Sunday, July 24, 2016
Gazpacho (on a plate)
Gazpacho. Is it a soup or salad? Maybe both. Or maybe a sauce of sorts (salsa). It’s interesting, I think, that sauce, salad, and salary all share the same common root, sal, which is Latin for salt. A sauce was originally a form of salted liquid to season foods, and salting is what one did to their lettuce (and other vegetables) to bring out its natural flavors. And the English word salary is said to derive from sal because this is what slaves were often given in return for their back breaking work during Roman times. But I’m jumping ahead..
Like the rest of America, and the world no doubt, it has been hot, consistently hot this summer. I no longer work in a sweltering kitchen; the one in which I toil these days is an open kitchen. It gets warm but not hot. Yes, it is uncomfortable at times but not the...I hope I make it through this shift without passing out hot...that I was accustomed to. But for that my heart goes out to all my fellow culinarians who are working through those conditions in this hot summer.
With thus said, my house is not air conditioned. Not at all. Speaking with a neighbor recently I commented that I think I’m 1 of like 10 people in the city—ironically, the city in which air conditioning was invented—that didn’t have an air conditioner. He responded by saying I was also probably like 1 of 10 people who didn’t own a car. Neither of these are accurate, of course, but I thought it was funny.
Anyhow, the thought of cooking dinner in my sweltering home kitchen was less than appealing, so before I left the glassed-in air conditioned room which is the fancy grocery store in which I am currently employed, I bought a few things to make an easy dinner. Surveying the shelves that were overflowing with heirloom tomatoes and golden peppers, gazpacho came to mind. But I didn’t want soup, per se, but more of a chunky salad. And as I meandered the produce selection I thought about gazpacho, the recipe of course, but also it’s origin...like most foods it grew out of locality and possibly necessity. Use what you have to feed people.

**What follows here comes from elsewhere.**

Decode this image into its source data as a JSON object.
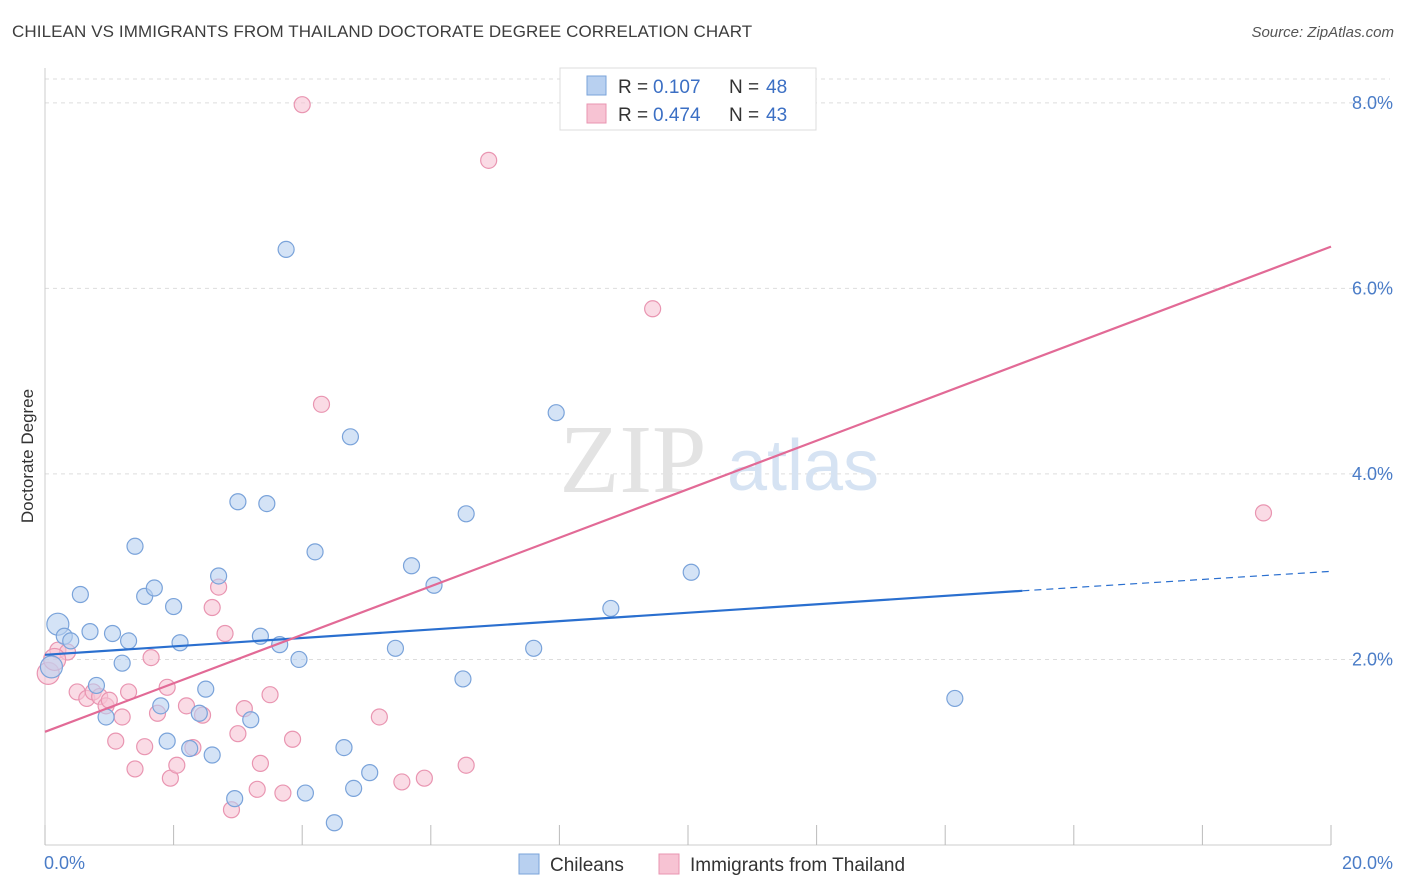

Gazpacho is a recipe that has been around in various forms for a very long time, but the path to what we know it as today is likely convoluted. It’s said to have existed in Spain for more than a thousand years (possibly Moorish or Arab in origin), but prior to the fifteenth century it didn’t contain tomatoes and wasn’t red (tomatoes are a New World ingredient; they didn’t find their way into European cooking until the 1500’s). It most likely began as a vegetable, garlic, and herb soup that was thickened with breadcrumbs and ground almonds. Or possibly a chunky salad with bread in it to “stretch” the meal and utilize stale bread, not unlike the Italian panzanella or Middle Eastern fattoush I suppose. It’s truly an archaic recipe, a sort of edible archeological dig for food historians. Interestingly, the word soup is derived from the Middle English, sop, or sup, referring to a stale piece of bread onto which broth is poured to give a slight meal some substance. Today—because of the “gluten scare” and other reasons, I suppose—gazpacho is often made without bread. There are no hard and fast rules as to what gazpacho is or should be, but it’s often based on many of the same ingredients from its original versions: vegetables, garlic, vinegar, oil, and sometimes bread.
Tonight for dinner I made gazpacho which was more salad-like than it was a soup. It was delicious and took about 10 minutes to prepare. I ate it with large dollops of guacamole and Greek yogurt, and toasted slices of whole wheat bread and a glass of red wine. And as I sat eating I couldn’t think of abetter or more appropriate dinner to have on a sweltering July evening. Below is how I made this gazpacho salad (pictured above), and below that is a traditional recipe for gazpacho as a soup.
Gazpacho on a plate
Dice one or two large ripe tomatoes, a piece of cucumber, a small onion, a bell pepper, one or two jalapeno, a clove or two of garlic, parsley, and cilantro. Combine everything together in a bowl and add a quarter-cup of virgin olive oil and 2 or 3 tablespoons white wine vinegar. Season with kosher or sea salt and black pepper and mix together. Allow the flavors to mingle for about 5 minutes while you pour a glass a wine or slice some bread or set the table. Eat the salad straight from a bowl or transfer to a plate with other ingredients.
Makes about 4 cups
2 cups diced tomatoes
1/2 cup diced red bell peppers
1/2 cup diced cucumbers
1/4 cup loosely packed fresh breadcrumbs
1/4 cup diced onion
1/4 cup virgin olive oil
2 tablespoons white wine vinegar
2 hot peppers
2 teaspoon minced garlic
1 teaspoon kosher salt
1 teaspoon black pepper
1/2 teaspoon basil
1/2 teaspoon oregano
Combine all of the ingredients in a blender and pulse until desired consistency. Let stand 10 minutes; served chilled or at room temperature. Optional garnishes include but are not limited to: diced raw onion, hard cooked egg, parsley, and olives.